A giant asteroid collision that once destroyed a dwarf planet resulted in one of the hardest materials in the universe. At least that’s what a team led by Andrew G. suggests today. As the working group reports in “PNAS” magazine, the metal could have been formed by bubbling gases when the pressure inside the dwarf planet suddenly dropped as a result of its destruction. The proposed process is similar to that of industrial vapor deposition; This suggests that the mineral can be artificially grown.
Lonsdaleit, also known as hexagonal diamond, differs from diamond only in its crystal structure, but is probably 60 percent harder. Normally, Lonsdaleit forms during an asteroid collision due to the intense pressure wave from the impact. Although the process can be simulated in the laboratory, the crystals produced in this way have many defects in their structure and therefore do not reach their theoretical hardness. However, if the Australian Working Group’s assumption is correct, there is another way to produce the metal. Because while the hypothesis also assumes a massive effect, the Lonsdaleit here was generated not by the intense shock wave, but by chemical processes.
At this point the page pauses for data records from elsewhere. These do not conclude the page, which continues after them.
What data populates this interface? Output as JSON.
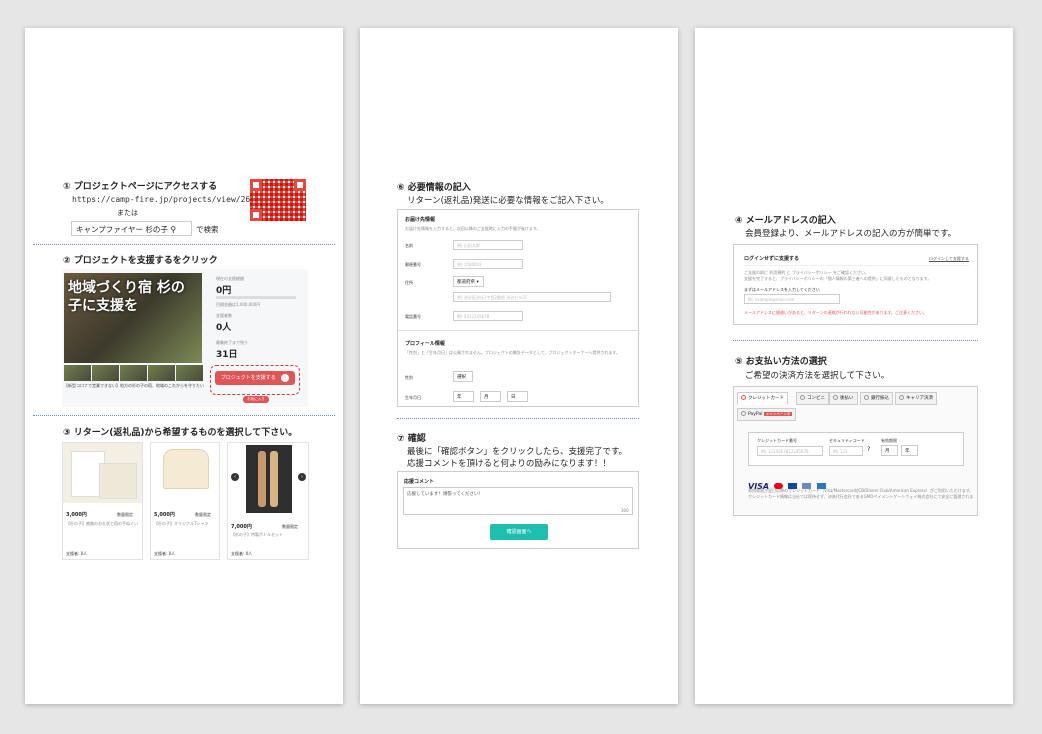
{
  "page1": {
    "step1": {
      "title": "① プロジェクトページにアクセスする",
      "url": "https://camp-fire.jp/projects/view/268381",
      "or": "または",
      "search_term": "キャンプファイヤー 杉の子",
      "search_suffix": "で検索"
    },
    "step2": {
      "title": "② プロジェクトを支援するをクリック",
      "banner_text": "地域づくり宿 杉の子に支援を",
      "raised_label": "現在の支援総額",
      "raised": "0円",
      "goal_note": "目標金額は1,000,000円",
      "backers_label": "支援者数",
      "backers": "0人",
      "days_label": "募集終了まで残り",
      "days": "31日",
      "support_btn": "プロジェクトを支援する",
      "favorite": "お気に入り",
      "desc": "【新型コロナで営業できない】地方の杉の子の宿、地域のこれからを守りたい"
    },
    "step3": {
      "title": "③ リターン(返礼品)から希望するものを選択して下さい。",
      "items": [
        {
          "price": "3,000円",
          "tag": "数量限定",
          "desc": "【杉の子】感謝のお礼状と宿の手ぬぐい",
          "footer": "支援者: 0人"
        },
        {
          "price": "5,000円",
          "tag": "数量限定",
          "desc": "【杉の子】オリジナルTシャツ",
          "footer": "支援者: 0人"
        },
        {
          "price": "7,000円",
          "tag": "数量限定",
          "desc": "【杉の子】特製ボトルセット",
          "footer": "支援者: 0人"
        }
      ]
    }
  },
  "page2": {
    "step6": {
      "title": "⑥ 必要情報の記入",
      "subtitle": "リターン(返礼品)発送に必要な情報をご記入下さい。",
      "form_title": "お届け先情報",
      "form_note": "お届け先情報を入力すると、次回以降のご支援時に入力の手間が省けます。",
      "name_label": "名前",
      "name_ph": "例) 山田太郎",
      "zip_label": "郵便番号",
      "zip_ph": "例) 1500002",
      "addr_label": "住所",
      "pref": "都道府県",
      "addr_ph": "例) 渋谷区渋谷1丁目2番地 渋谷ビル2F",
      "tel_label": "電話番号",
      "tel_ph": "例) 0312345678",
      "profile_title": "プロフィール情報",
      "profile_note": "「性別」と「生年月日」は公開されません。プロジェクトの集計データとして、プロジェクトオーナーへ提供されます。",
      "gender_label": "性別",
      "gender_sel": "選択",
      "birth_label": "生年月日",
      "year": "年",
      "month": "月",
      "day": "日"
    },
    "step7": {
      "title": "⑦ 確認",
      "line1": "最後に「確認ボタン」をクリックしたら、支援完了です。",
      "line2": "応援コメントを頂けると何よりの励みになります！！",
      "comment_title": "応援コメント",
      "comment_ph": "応援しています！頑張ってください！",
      "count": "300",
      "confirm_btn": "確認画面へ"
    }
  },
  "page3": {
    "step4": {
      "title": "④ メールアドレスの記入",
      "subtitle": "会員登録より、メールアドレスの記入の方が簡単です。",
      "box_title": "ログインせずに支援する",
      "login_link": "ログインして支援する",
      "note1": "ご支援の前に 利用規約 と プライバシーポリシー をご確認ください。",
      "note2": "支援を完了すると、プライバシーポリシーの「個人情報の第三者への提供」に同意したものとなります。",
      "email_label": "まずはメールアドレスを入力してください",
      "email_ph": "例) example@mail.com",
      "warning": "メールアドレスに間違いがあると、リターンの連絡が行われない可能性があります。ご注意ください。"
    },
    "step5": {
      "title": "⑤ お支払い方法の選択",
      "subtitle": "ご希望の決済方法を選択して下さい。",
      "tabs": [
        "クレジットカード",
        "コンビニ",
        "後払い",
        "銀行振込",
        "キャリア決済"
      ],
      "paypal": "PayPal",
      "paypal_badge": "キャンペーン中",
      "card_label": "クレジットカード番号",
      "card_ph": "例) 1234567812345678",
      "cvc_label": "セキュリティコード",
      "cvc_ph": "例) 123",
      "exp_label": "有効期限",
      "exp_month": "月",
      "exp_year": "年",
      "brands": "VISA",
      "note1": "有効期限が翌日以降のクレジットカード（Visa/Mastercard/JCB/Diners Club/American Express）がご利用いただけます。",
      "note2": "クレジットカード情報は当社では保持せず、決済代行会社であるGMOペイメントゲートウェイ株式会社にて安全に管理されます。"
    }
  },
  "colors": {
    "accent_red": "#e05656",
    "teal": "#1fbfb0",
    "dotted": "#6a8fc7"
  }
}
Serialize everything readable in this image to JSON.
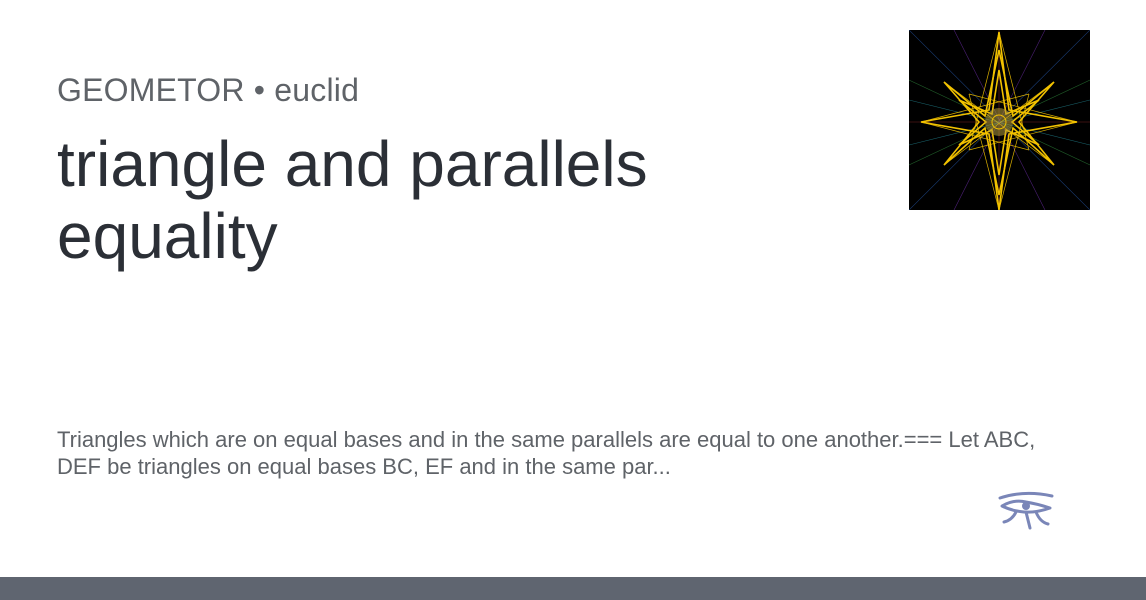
{
  "site": {
    "name": "GEOMETOR • euclid"
  },
  "page": {
    "title": "triangle and parallels equality",
    "description": "Triangles which are on equal bases and in the same parallels are equal to one another.=== Let ABC, DEF be triangles on equal bases BC, EF and in the same par..."
  },
  "thumbnail": {
    "icon": "star-polygon-thumbnail",
    "background": "#000000",
    "star_color": "#f2c200"
  },
  "logo": {
    "icon": "eye-of-horus-icon",
    "color": "#7a86b8"
  },
  "colors": {
    "site_name": "#5f6368",
    "title": "#2b2f36",
    "description": "#5f6368",
    "footer": "#5f6570"
  }
}
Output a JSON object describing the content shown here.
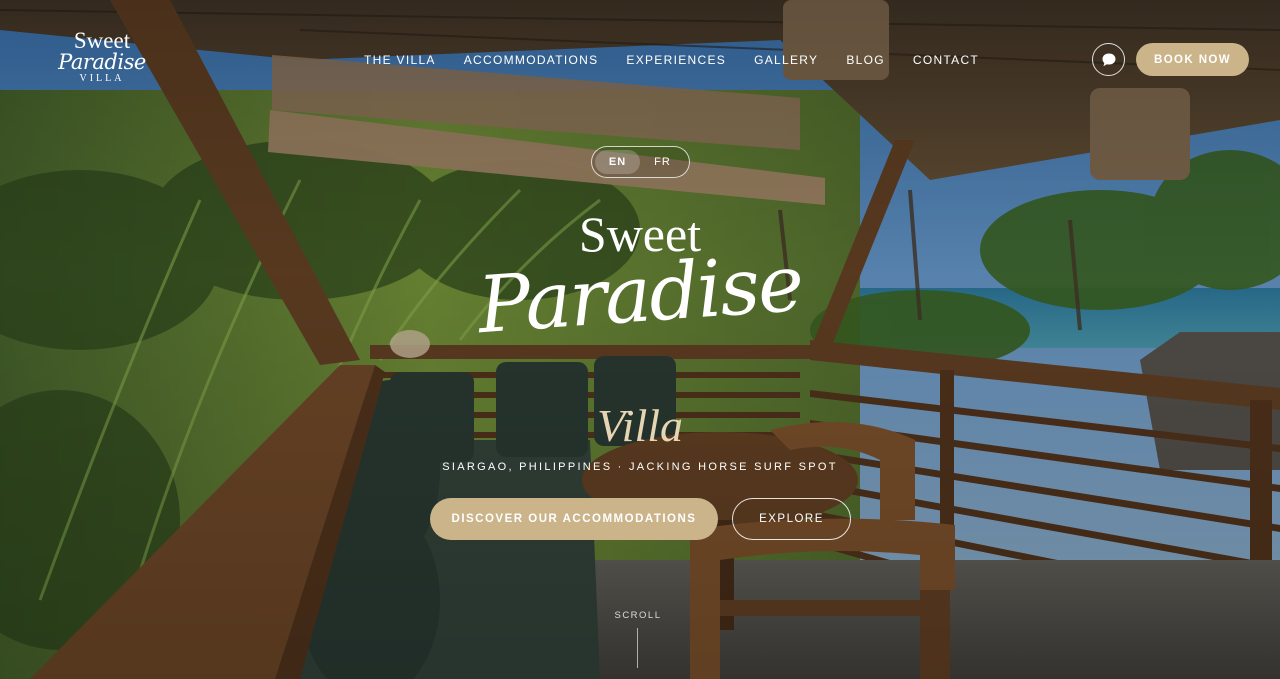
{
  "brand": {
    "logo_line1": "Sweet",
    "logo_line2": "Paradise",
    "logo_line3": "VILLA"
  },
  "nav": {
    "items": [
      "THE VILLA",
      "ACCOMMODATIONS",
      "EXPERIENCES",
      "GALLERY",
      "BLOG",
      "CONTACT"
    ]
  },
  "header": {
    "chat_icon": "chat-bubble-icon",
    "book_label": "BOOK NOW"
  },
  "language": {
    "options": [
      "EN",
      "FR"
    ],
    "selected": "EN"
  },
  "hero": {
    "title_line1": "Sweet",
    "title_line2": "Paradise",
    "title_line3": "Villa",
    "location": "SIARGAO, PHILIPPINES · JACKING HORSE SURF SPOT",
    "primary_cta": "DISCOVER OUR ACCOMMODATIONS",
    "secondary_cta": "EXPLORE",
    "scroll_label": "SCROLL"
  },
  "colors": {
    "accent_gold": "#cbb38a",
    "villa_cream": "#e6d5b4"
  }
}
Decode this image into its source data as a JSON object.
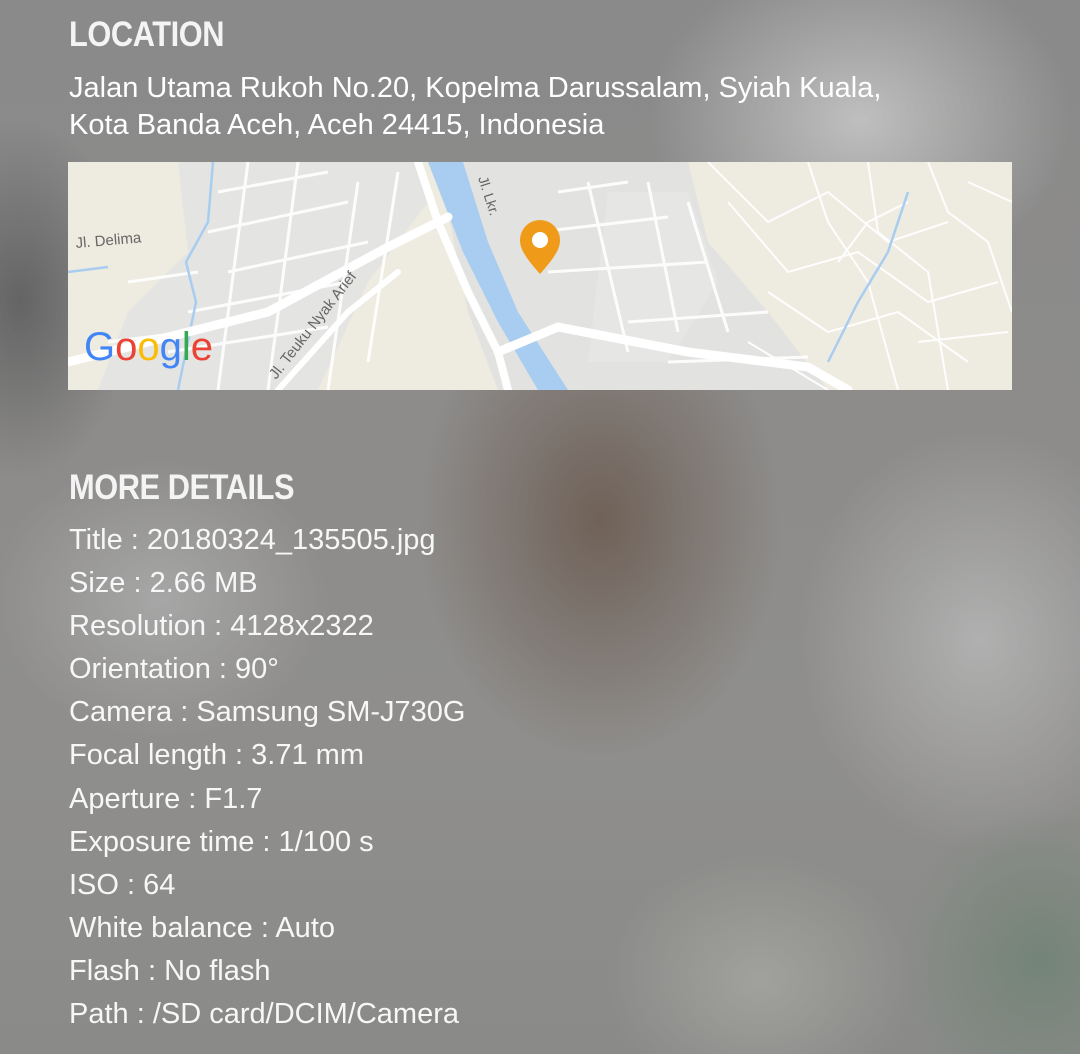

The carbon-rich urelites are thought to be debris from the deep mantle of a dwarf planet, which explains their unusual structure. As Tomkins and his team argue, this also explains the unusual mixture of graphite, diamond, and londonite found in some of these meteorites. Accordingly, it was formed from graphite already present in the rock. When a large asteroid smashed into the dwarf planet, the pressure and temperature in the exposed mantle rock suddenly dropped rapidly. As a result, volatiles such as hydrogen, methane, carbon dioxide and hydrogen sulfide flew out of the rocks and reacted with the graphite. Depending on the conditions, other mixtures were created.